Paper cranes donated by President Barack Obama to the Hiroshima Peace Memorial Museum during his history-making visit earlier this year are scheduled to go on loan to the Nagasaki Atomic Bomb Museum in the fall, Hiroshima officials announced this week. They will be on display along with a reproduction of the message President Obama wrote in the visitor's book at the Hiroshima museum. (Hiroshima Peace Memorial Museum)
Origami cranes that President Barack Obama folded and donated to the Hiroshima Peace Memorial Museum during his history-making visit are being loaned to the Nagasaki Atomic Bomb Museum.
Two of the four cranes, now on display in Hiroshima, will arrive in Nagasaki in September, said Katsumi Suesada, a spokesman for Hiroshima city government’s peace promotion division. They will be on display for three months along with a reproduction of the message Obama wrote in the visitors’ book at the Hiroshima museum in May.
Paper cranes carry a special significance to the people of Hiroshima and Nagasaki, especially with survivors of the atomic bomb blasts on Aug. 6 and 9, 1945. The bombs brought an end to World War II but also claimed more than 200,000 lives, mostly civilians.
“Paper cranes symbolize people’s prayers for peace.” Suesada said. “The paper cranes folded by President Obama, the first sitting U.S. president to visit Hiroshima, are very precious. Displaying the paper cranes in Nagasaki is a means for us to renew the shared commitment of the two cities to continue our joint effort to abolish nuclear weapons from the world.”

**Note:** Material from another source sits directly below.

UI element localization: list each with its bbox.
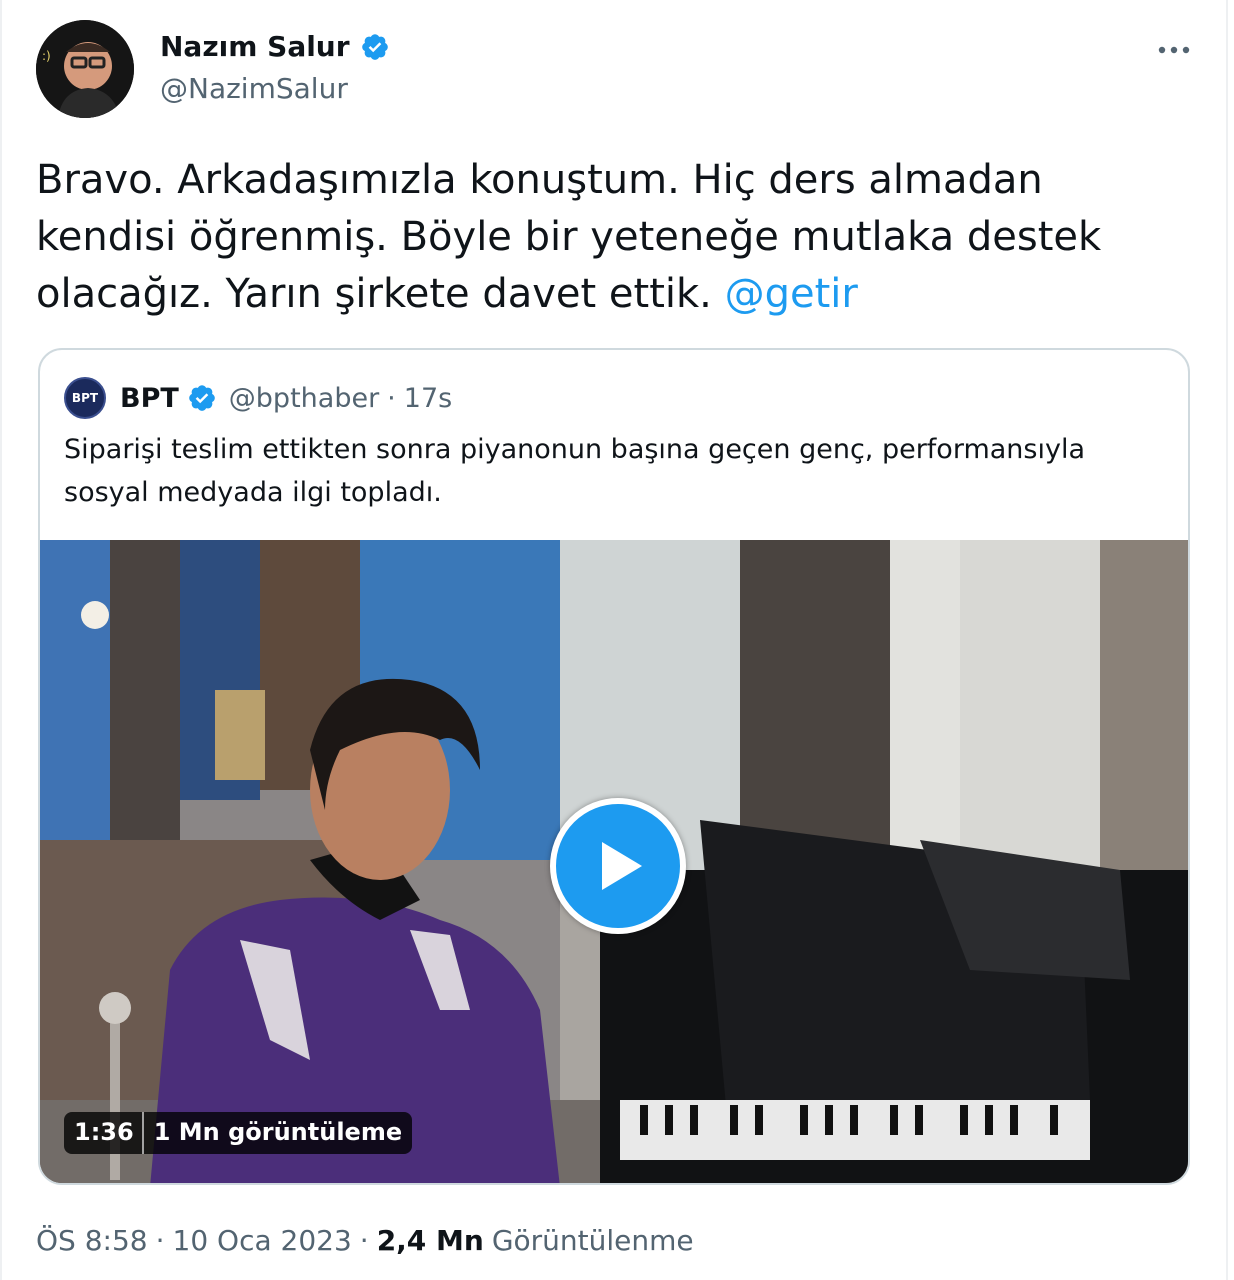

The agreement on loaning the cranes was made last week after overtures from Hiroshima Mayor Kazumi Matsui to Nagasaki Mayor Tomihisa Taue, Suesada said. Details of when and where to display them are being worked out, Nagasaki officials said.
The cranes will next travel to Chicago as part of the Hiroshima-Nagasaki A-bomb Exhibition scheduled to start Oct. 1 before being retired for a while “to protect them from fading and deterioration,” Suesada said.

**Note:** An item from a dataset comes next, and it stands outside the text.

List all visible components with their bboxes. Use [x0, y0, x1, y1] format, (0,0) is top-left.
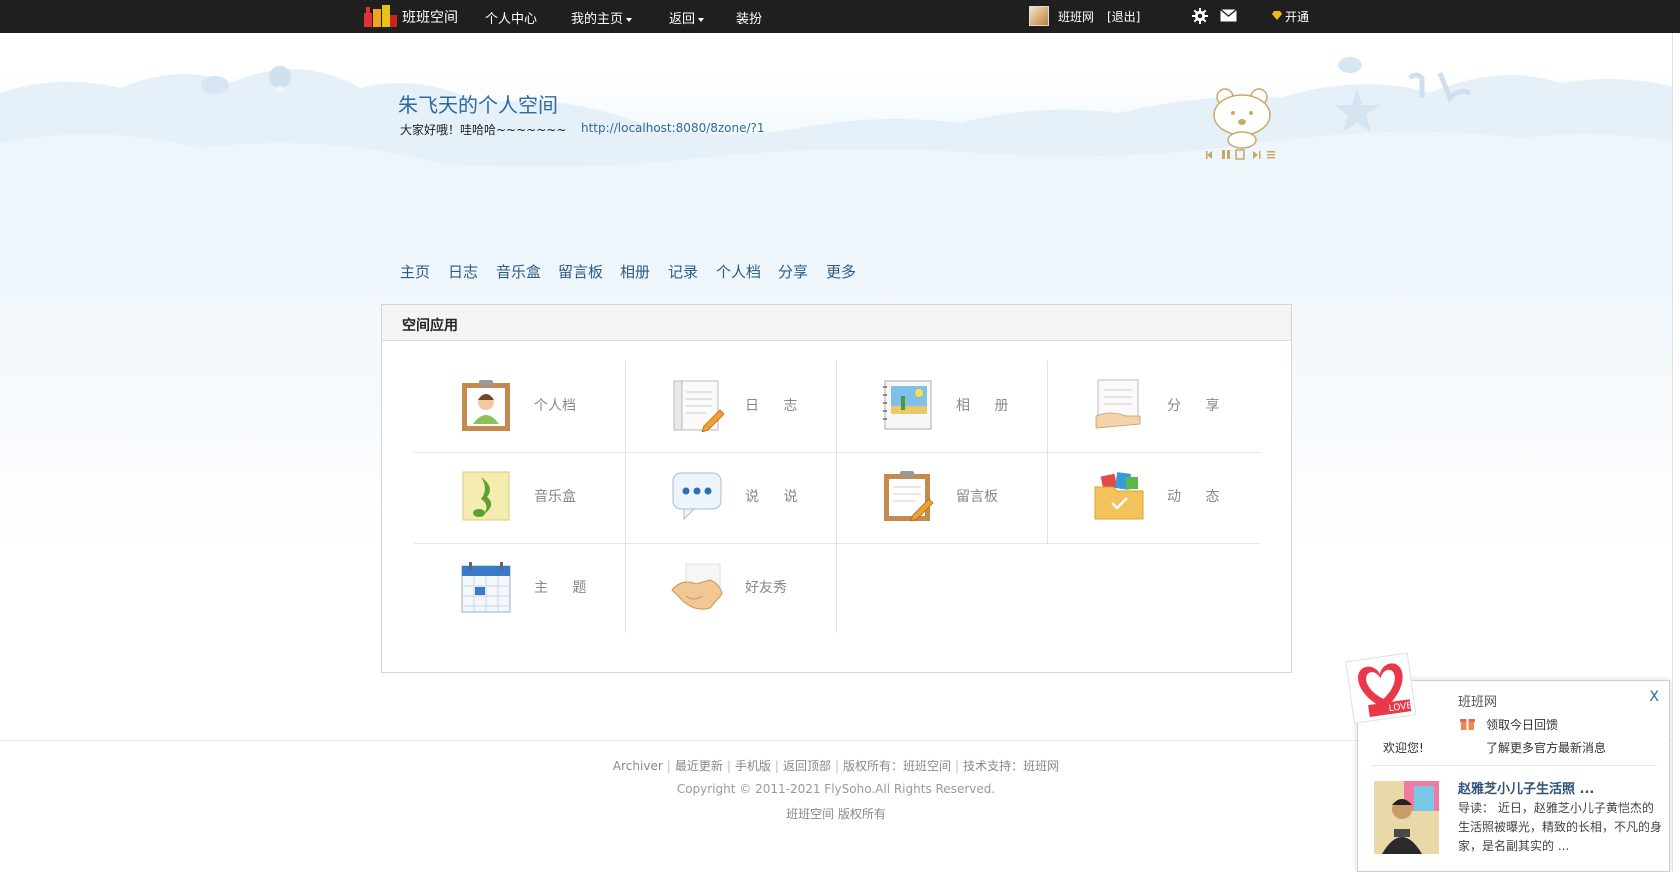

Suesada said it was coincidence that the annual overseas exhibition, jointly sponsored by Hiroshima and Nagasaki since 1995, is being held this year in Chicago, where Obama’s political career began.
Since the cranes were put on display in Hiroshima shortly after the president’s visit, the number of visitors to the museum surged by 40 percent, museum officials told Stars and Stripes. Approximately 1.5 million people visited the Hiroshima museum last year.
Paper cranes became a special symbol to the survivors of the blasts and to residents of the two cities thanks in large part to Hiroshima survivor Sadako Sasaki. The 12-year-old girl received 1,000 folded paper cranes as a get-well gift while she battled leukemia in a Hiroshima hospital 10 years after the bombing. Sasaki was inspired by the gift and began making cranes herself with the traditional belief that folding 1,000 of them would make her get-well wish come true. She died eight months later before reaching her goal.
A statue of the young girl holding a crane — called the Children’s Peace Monument — was dedicated in the central area of the Hiroshima Peace Park to the children who died of radiation sickness from the atomic bomb.